La mano de Fátima (al-hamsa) es un amuleto en forma de mano con cinco dedos, que, al decir de algunas teorías, representan los cinco pilares de la fe: la declaración de fe (shahada); la oración cinco veces al día (salat); la limosna legal (zakat); el ayuno (Ramadán) y la peregrinación a La Meca al menos una vez en la vida (hach). Sin embargo, este amuleto también aparece en la tradición judía. No es momento ni lugar para entrar a considerar sus verdaderos orígenes y mucho menos para discutir la funcionalidad de los amuletos. Los estudios insisten reiteradamente en que no sólo los moriscos, sino la sociedad de la época, utilizaba amuletos y creía en todo tipo de hechicerías y sortilegios. Ya en 1526, la Junta de la Capilla Real de Granada hizo referencia a las «manos de Fátima», prohibiendo a los plateros que las labraran y a los moriscos que las utilizasen; similares preceptos fueron establecidos en el sínodo de Guadix de 1554. Hay numerosos ejemplos de «manos de Fátima» en la arquitectura musulmana, pero quizá el más representativo, dentro del marco de esta novela, sea el de la mano con los cinco dedos extendidos, cincelada en la piedra de clave del primer arco de la Puerta de la Justicia que da acceso a la Alhambra de Granada y que data de 1348. Así pues, el primer símbolo con el que se encuentra el visitante de ese maravilloso monumento granadino no es otro que una mano de Fátima.


No podría terminar estas líneas sin expresar mi agradecimiento a cuantos, de una u otra forma, me han ayudado y aconsejado en la escritura de esta novela, en especial a mi editora, Ana Liarás, cuya implicación personal, consejos y trabajo han tenido un valor incalculable, reconocimiento que hago extensivo a todo el personal de Random House Mondadori.

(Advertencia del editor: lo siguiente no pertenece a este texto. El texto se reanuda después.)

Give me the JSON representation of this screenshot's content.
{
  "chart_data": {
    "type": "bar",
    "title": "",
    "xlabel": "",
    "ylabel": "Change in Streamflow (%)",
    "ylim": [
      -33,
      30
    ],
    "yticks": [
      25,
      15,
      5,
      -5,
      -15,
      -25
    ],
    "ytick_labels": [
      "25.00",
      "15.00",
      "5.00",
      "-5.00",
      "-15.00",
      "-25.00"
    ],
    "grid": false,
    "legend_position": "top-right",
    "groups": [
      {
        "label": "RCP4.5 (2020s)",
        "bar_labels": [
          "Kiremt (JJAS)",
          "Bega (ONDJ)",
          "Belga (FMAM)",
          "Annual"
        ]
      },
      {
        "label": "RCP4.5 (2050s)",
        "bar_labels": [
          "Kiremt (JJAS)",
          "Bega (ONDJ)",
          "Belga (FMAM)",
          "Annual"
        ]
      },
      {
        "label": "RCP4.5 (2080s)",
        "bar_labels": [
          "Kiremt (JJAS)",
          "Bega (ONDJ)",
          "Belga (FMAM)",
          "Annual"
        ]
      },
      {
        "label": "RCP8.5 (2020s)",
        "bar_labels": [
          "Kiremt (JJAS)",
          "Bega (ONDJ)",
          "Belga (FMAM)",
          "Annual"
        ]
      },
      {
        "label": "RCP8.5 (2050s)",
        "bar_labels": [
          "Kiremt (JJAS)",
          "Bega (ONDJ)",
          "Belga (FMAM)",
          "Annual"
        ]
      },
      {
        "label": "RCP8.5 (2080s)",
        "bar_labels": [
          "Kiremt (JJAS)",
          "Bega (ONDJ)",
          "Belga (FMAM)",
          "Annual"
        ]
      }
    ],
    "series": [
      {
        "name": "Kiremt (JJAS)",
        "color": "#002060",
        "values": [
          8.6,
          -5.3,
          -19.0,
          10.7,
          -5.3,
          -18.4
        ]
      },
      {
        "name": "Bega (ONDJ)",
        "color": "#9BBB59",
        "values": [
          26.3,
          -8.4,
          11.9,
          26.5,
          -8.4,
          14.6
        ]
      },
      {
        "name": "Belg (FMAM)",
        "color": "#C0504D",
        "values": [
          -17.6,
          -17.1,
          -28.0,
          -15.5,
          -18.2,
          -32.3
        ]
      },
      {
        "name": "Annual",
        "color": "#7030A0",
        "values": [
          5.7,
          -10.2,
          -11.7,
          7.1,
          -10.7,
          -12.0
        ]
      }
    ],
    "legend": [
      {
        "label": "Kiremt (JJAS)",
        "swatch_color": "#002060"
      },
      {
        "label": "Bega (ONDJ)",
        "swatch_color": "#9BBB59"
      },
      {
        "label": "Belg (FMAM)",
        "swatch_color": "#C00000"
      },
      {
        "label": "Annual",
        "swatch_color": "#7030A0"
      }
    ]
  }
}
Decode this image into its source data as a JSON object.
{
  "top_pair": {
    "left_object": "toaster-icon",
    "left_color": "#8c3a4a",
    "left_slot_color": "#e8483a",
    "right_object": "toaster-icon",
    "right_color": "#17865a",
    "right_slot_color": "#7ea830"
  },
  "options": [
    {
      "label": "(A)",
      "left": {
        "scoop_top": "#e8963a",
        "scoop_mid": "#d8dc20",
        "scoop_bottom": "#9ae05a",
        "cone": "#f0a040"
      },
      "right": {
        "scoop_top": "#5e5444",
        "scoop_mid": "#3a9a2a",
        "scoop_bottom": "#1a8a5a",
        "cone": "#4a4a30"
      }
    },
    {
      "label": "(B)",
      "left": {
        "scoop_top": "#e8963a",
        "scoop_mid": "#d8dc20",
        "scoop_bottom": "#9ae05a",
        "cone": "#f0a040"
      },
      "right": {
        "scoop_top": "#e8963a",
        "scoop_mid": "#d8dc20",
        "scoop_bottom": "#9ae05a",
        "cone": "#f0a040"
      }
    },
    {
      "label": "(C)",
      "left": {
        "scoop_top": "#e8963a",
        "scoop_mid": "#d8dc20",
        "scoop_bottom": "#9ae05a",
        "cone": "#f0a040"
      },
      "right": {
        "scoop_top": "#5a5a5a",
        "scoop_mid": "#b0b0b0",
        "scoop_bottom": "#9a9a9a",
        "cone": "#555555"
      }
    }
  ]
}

Mi gratitud, desde luego, a mi primera lectora: mi esposa, incansable compañera, y a mis cuatro hijos, que se empeñan en recordarme con tenacidad que hay muchas cosas más allá del trabajo, y a quienes dedico este libro en homenaje a todos esos niños que sufrieron y desgraciadamente todavía sufren las consecuencias de un mundo cuyos problemas somos incapaces de resolver.